Books Aren’t Sacred
Someone chopped their books in half and everyone seems angry about it.
Earlier today, author Alex Christofi tweeted: “Yesterday my colleague called me a ‘book murderer’ because I cut long books in half to make them more portable. Does anyone else do this? Is it just me?”
Responders were up in arms. Some thought that Christofi was attention-seeking and advised he buy a Kindle or just called him flat-out weird. Others pointed out that they dog-eared pages on their books and that Christofi was free to do whatever he liked with his.
I love books. I own several hundred and pride myself on reading constantly throughout the year. I protect them in fabric cases when I travel and I leave the dust jackets at home where they won’t be crinkled. I use flat bookmarks that won’t indent the pages and I frequently dust my bookshelves.
But I also highlight my college textbooks. I underline lines in poems that matter to me, make notes in the margins of Shakespeare plays when discussing them, and give away or sell books that I know I’ll never read again. Some of my books are littered with multi-colored sticky notes and others have never been opened.
The books in question on Twitter weren’t first editions or library books. If these are texts that he owns, why does it matter?

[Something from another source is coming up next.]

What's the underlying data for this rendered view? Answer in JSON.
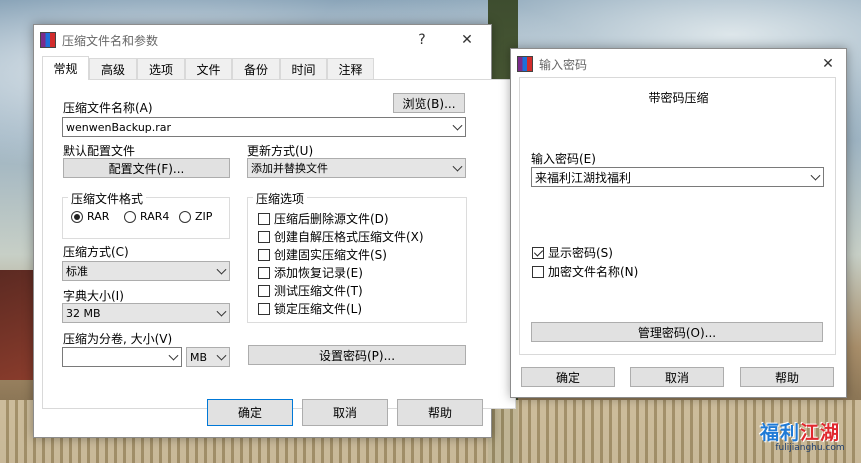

Buy a copy of Moby Dick and let your kid doodle on the front matter. Let it sit on the shelf in your apartment for years and never read it at all. Stamp every title page in every book you own with a custom stamp from Etsy that reads “From the Library of ______.” Take a Shakespeare play and use it as a coaster, or fill a hollow tabletop with novels and pour in resin. There are enough copies of Middlesex in the world for this to be okay.
Buy them and sell them or never read them at all. Pick one up and decide you dislike it and then don’t open it again for five years. Read five books a year or read fifty. Books are versatile, wonderful things, but they aren’t sacred. It’s okay to drop some pasta sauce on the page or scuff up the cover or, indeed, chop them carefully along the spine so that the very long ones aren’t so heavy on your commute.
Before you get angry at a stranger on the internet for how he decides to tackle Infinite Jest, consider this: at least he’s reading it.